La prise Ethernet RJ45 permet de relier directement le 002 au serveur de Modal via un routeur, pour partager des banques ou mettre jour l’OS. A partir d’un PC, en tapant l’adresse IP assignée par le routeur, on peut piloter l’ensemble des fonctions du 002 (paramètres sonores, banques, réglages système) avec un navigateur HTML, donc sans appli. Original ! La prise casque est située à l’avant droit, directement dans le pli métallique sous le clavier. Inhabituel mais bien pratique. Nous avons déjà évoqué la carte numérique optionnelle ; elle ajoute trois processeurs d’effets et l’audionumérique multicanal via USB, nous y reviendrons en détail en fin de test.
Hybrid sound
Le 002 est un synthé hybride (oscillateurs numériques, VCF, VCA) polyphonique 12 voix et multitimbral 12 canaux. L’énorme mémoire interne réinscriptible contient 100 banques de 100 programmes simples et 100 banques de 100 performances multitimbrales, ce qui permet de voir venir. Plusieurs centaines de programmes sont proposés par le constructeur et les utilisateurs, gratuitement téléchargeables sur le serveur du constructeur via la fameuse prise Ethernet. Les banques sont un mélange de textures diverses, ensembles synthétiques, nappes évolutives, tables d’ondes, basses, pas toutes inoubliables.
On déplore l’absence de Performances multitimbrales d’usine ; il y a une banque utilisant les effets de la carte optionnelle, ainsi que quelques présélections d’effets. On peut aussi organiser les sons en 100 banques de 12 favoris (pointage vers des programmes uniquement, le pointage vers les performances, séquences ou autres étant affiché mais pas disponible !) ; ils sont ensuite rappelés avec la rangée de 12 touches en partie gauche du panneau.
En écoutant les premiers sons, nous avons trouvé les niveaux des sorties analogiques assez faibles, même en XLR symétrique. Nous avons alors désactivé la fonction de compensation automatique de gain de la carte numérique optionnelle (prévue pour éviter la distorsion via l’audio USB multicanal) et réglé le gain à la main (50 à 100 suivant le son). Là nous avons retrouvé un niveau correct. Le 002 est très à l’aise sur les textures évolutives type PPG ou Prophet-VS, les nappes luxuriantes, les sons cristallins et les sons qui se baladent dans tous les sens, grâce à de nombreuses possibilités d’animation. Chose curieuse et sympathique, les oscillateurs numériques ont tendance à dériver naturellement, alors qu’aucun paramètre du genre n’est prévu. Renseignements pris chez le constructeur, cela est dû à leur conception indépendante, chaque carte voix ayant ses propres générateurs oscillant librement avec leur propre phase. Quoi qu’il en soit, le résultat sonore est convaincant. Le 002 est tout aussi à l’aise dans les gros sons de basse (pas seulement empilés), là où on ne l’attendait pas vraiment. Il ne remplacera pas un mono analogique dédié type Moog, mais s’en sort très bien sur les basses à transitoires claquantes…

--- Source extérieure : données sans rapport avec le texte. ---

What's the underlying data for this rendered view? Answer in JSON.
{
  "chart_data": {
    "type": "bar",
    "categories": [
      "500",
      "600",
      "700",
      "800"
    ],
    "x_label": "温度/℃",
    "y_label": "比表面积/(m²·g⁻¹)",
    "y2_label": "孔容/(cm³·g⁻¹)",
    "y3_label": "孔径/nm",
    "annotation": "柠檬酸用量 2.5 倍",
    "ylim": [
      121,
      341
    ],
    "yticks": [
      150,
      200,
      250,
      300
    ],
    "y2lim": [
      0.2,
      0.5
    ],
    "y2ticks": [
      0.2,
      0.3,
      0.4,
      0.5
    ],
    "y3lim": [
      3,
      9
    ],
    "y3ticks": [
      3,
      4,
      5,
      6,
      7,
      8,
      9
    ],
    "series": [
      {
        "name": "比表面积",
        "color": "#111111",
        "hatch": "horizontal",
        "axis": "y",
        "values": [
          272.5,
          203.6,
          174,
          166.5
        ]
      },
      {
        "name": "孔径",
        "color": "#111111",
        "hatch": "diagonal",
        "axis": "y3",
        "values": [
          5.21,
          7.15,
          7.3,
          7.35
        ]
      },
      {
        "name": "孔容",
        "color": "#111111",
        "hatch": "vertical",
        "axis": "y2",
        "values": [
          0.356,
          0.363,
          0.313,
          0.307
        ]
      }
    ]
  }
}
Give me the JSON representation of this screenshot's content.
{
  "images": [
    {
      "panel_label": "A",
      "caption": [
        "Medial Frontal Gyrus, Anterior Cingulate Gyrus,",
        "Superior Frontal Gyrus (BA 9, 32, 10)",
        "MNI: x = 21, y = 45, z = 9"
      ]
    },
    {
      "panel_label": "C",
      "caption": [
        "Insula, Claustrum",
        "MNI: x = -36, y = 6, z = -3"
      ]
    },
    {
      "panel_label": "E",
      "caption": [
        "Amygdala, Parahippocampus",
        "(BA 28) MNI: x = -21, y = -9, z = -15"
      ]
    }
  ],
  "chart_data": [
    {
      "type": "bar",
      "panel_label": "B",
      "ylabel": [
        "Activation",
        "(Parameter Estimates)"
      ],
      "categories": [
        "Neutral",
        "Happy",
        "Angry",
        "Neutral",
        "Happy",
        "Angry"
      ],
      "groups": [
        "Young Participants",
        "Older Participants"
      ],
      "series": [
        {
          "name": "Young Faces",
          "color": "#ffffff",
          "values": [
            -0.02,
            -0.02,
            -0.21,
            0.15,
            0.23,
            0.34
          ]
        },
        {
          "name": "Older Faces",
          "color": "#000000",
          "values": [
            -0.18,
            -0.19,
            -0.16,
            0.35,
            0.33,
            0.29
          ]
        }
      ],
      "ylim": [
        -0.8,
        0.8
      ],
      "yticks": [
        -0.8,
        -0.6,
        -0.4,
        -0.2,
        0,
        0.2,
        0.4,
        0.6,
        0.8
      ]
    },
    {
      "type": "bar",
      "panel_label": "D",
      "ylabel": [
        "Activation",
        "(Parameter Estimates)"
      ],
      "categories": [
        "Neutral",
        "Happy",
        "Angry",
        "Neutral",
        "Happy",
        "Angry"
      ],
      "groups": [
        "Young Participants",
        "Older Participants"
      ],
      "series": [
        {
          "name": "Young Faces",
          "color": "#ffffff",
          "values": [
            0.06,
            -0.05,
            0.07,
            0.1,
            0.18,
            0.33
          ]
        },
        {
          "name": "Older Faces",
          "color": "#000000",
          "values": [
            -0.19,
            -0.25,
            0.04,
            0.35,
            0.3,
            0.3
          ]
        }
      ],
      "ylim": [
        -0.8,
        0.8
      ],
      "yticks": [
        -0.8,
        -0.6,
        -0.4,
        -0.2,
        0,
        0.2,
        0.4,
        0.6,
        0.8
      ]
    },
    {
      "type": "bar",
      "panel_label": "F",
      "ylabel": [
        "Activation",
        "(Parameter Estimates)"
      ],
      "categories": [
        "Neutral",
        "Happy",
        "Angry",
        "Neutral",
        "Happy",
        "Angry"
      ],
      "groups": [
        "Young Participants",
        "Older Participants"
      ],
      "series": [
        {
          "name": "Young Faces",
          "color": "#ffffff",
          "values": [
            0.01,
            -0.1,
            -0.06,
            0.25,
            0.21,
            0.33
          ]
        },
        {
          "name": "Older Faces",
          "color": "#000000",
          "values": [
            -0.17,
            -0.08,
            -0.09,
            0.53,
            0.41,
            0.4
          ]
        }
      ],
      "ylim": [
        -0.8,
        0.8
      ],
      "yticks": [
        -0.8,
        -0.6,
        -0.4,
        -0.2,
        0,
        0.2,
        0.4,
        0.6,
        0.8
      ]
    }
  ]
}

- 002_1audio 01 Huge Pad00:50
- 002_1audio 02 Vocal Colours00:58
- 002_1audio 03 Add Harm00:40
- 002_1audio 04 Hybrid Strings01:00
- 002_1audio 05 Stack The Bass00:52
- 002_1audio 06 VCF EG00:52
- 002_1audio 07 DeRez PPG00:41
- 002_1audio 08 The Arrival00:31
- 002_1audio 09 Multi Wave01:01
- 002_1audio 10 Big Phatty00:52
- 002_1audio 11 Big Sync00:19
- 002_1audio 12 Vocal 200:39
- 002_1audio 13 PPG 200:39
- 002_1audio 14 Changed Heart00:49
- 002_1audio 15 Last Bass00:37
Numerical oscillations
Pour produire le son, chacune des 12 voix dispose de 2 NCO (oscillateurs contrôlés numériquement), 2 sous-oscillateurs, un mélangeur, un VCF et un VCA. Les NCO sont des oscillateurs à fréquence d’échantillonnage variable suivant la tessiture (un peu comme sur les PPG Wave et le Prophet-VS), ce qui les distingue des oscillateurs numériques classiques à fréquence fixe et leur apporte un son plus défini sur toute l’étendue du clavier. Pour chacun, on peut choisir la forme d’onde parmi 56 ondes courtes (dont un bruit et une onde à largeur d’impulsion variable), l’accorder (+/-24 demi-tons) et activer le mode PW. On peut évidemment désaccorder finement les deux NCO pour épaissir le son. Les autres manières d’avoir un gros son est d’empiler plusieurs voix et de les désaccorder, soit en mode unisson (1 à 12 voix simultanées en mono), soit en mode Stack (1 à 12 voix partageant la polyphonie). On trouve aussi les modes classiques Poly et Mono avec priorité de note (dernière, haute, basse, aucune). N’oublions pas le mode Chord, caché dans le menu, prévu pour mémoriser un accord et le transposer ensuite d’un seul doigt.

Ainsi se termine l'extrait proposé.